The texture was so light and fluffy, better than the ones I have eaten in restaurants. I used one large solid steamer tray and one small but probably two large would be ideal as they were touching slightly after the final rise. If you have a narrow depth steam oven then use three trays.
A little bit of effort with the three resting times but worth it, they were absolutely delicious 🙂
Ingredients:
300ml warm water, about 25°C
20g castor sugar
50g rice or potato starch (available in Asian supermarkets)
one 7g sachet dry yeast
450g white bread flour
flour and oil to finish
Method:
- Put the warm water in a mixing bowl, whisk in the sugar, rice starch and yeast until dissolved then add the flour and mix to a dough. Cover and leave for 10 minutes then lightly knead the dough until smooth.
- Grease the bowl with a little oil so it will be easier to remove the dough each time.
- Repeat this cover-leave-and-knead routine twice more, then divide the dough into 16 small pieces. Roll these firmly into neat balls, cover and leave for 10 minutes.
- Roll each ball into a disc about 1cm thick with a little flour, brush the top of each disc with oil then fold in half. Cover two large solid trays with non-stick parchment and place them over the tray, spaced without touching. Dust with flour, cover loosely and leave until doubled. This took the longest time, about 30 minutes. They need to be as thick as you want to serve them as they don’t puff up anymore in the cooking process.

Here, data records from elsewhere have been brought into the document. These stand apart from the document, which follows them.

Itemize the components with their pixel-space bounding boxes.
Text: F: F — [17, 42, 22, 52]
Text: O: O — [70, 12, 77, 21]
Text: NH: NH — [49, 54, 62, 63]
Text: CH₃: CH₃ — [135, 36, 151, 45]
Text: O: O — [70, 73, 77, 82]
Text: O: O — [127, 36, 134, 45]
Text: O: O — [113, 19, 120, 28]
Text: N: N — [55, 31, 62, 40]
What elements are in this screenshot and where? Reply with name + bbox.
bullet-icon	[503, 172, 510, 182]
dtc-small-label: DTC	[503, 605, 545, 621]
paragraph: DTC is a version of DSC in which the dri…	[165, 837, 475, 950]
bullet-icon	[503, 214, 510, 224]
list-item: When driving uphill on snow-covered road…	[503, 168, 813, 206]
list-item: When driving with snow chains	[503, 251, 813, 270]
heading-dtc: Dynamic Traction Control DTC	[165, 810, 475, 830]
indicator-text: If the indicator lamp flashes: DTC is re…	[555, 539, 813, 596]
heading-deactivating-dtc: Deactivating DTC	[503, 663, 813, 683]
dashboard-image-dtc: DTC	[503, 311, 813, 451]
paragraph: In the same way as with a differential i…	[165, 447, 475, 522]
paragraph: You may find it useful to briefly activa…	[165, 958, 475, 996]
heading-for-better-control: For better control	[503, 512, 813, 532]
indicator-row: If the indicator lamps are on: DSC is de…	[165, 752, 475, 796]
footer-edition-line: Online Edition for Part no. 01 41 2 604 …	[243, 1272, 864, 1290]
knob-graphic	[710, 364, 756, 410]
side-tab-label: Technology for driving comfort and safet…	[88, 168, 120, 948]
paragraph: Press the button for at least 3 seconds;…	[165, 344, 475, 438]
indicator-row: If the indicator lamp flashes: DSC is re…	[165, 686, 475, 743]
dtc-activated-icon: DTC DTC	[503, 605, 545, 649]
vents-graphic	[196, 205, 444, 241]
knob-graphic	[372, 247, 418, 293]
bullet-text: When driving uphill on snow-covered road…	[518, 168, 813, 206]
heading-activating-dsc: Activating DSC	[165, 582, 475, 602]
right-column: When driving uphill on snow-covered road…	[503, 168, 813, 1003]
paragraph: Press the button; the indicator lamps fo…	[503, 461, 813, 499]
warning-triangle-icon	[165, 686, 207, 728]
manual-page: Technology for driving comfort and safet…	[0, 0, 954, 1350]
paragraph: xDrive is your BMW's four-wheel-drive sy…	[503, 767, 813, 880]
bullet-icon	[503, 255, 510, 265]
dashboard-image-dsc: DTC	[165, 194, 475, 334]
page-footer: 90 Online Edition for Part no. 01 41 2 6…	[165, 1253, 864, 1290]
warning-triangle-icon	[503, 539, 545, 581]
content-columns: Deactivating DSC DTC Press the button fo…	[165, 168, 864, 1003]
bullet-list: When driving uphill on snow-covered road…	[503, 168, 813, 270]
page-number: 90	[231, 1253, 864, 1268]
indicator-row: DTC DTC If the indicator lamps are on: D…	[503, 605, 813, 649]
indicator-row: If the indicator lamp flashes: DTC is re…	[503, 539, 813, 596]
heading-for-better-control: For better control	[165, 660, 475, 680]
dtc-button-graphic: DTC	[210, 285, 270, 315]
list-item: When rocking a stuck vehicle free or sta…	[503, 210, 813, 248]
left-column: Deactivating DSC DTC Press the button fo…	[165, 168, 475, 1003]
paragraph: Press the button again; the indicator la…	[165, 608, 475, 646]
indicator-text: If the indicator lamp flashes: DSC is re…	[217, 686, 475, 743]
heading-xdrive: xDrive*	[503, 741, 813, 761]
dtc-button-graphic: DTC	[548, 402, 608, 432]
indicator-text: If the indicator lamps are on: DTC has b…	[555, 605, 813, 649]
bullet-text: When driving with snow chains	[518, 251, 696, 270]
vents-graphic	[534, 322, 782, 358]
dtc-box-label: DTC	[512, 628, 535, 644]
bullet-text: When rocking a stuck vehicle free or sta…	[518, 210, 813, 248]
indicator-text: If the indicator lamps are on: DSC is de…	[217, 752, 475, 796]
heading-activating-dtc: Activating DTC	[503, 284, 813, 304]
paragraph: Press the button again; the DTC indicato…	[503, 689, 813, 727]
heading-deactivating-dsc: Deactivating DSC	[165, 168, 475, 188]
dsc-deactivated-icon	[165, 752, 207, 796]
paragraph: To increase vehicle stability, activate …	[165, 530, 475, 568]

- Place the risen bao in the steam oven and Steam @ 100°C for 12 minutes. It is no problem if you have multiple trays, that is the beauty of a steam oven! Either serve immediately, or cool, bag and freeze for later. To reheat, steam @ 100°C again for 1 minutes. They were perfect, no problem to reheat which is what I will be doing when cooking them again for a party.
Serve with my version of the Chinese pulled pork here, hoi sin sauce, cucumber strips and spring onion. Yum, yum & yum!
Could this dough be made in a bread maker? (Lazy, I know!)
Hi Megan,
I guess so provided you can knead and rise three times!
Regards Trudy
Hi Trudy
Thanks for this recipe – we are addicted to these buns after eating David Chang’s Momofuku version in New York a few years ago. Have made a combi-steamed pork belly to go inside them on several occasions but always resorted to buying the buns from our Asian grocery store! Obviously it’s high time I tried the real thing myself. 😉
Is there an alternative than using rice/potato starch please?
You could try cornflour. Let me know how it goes.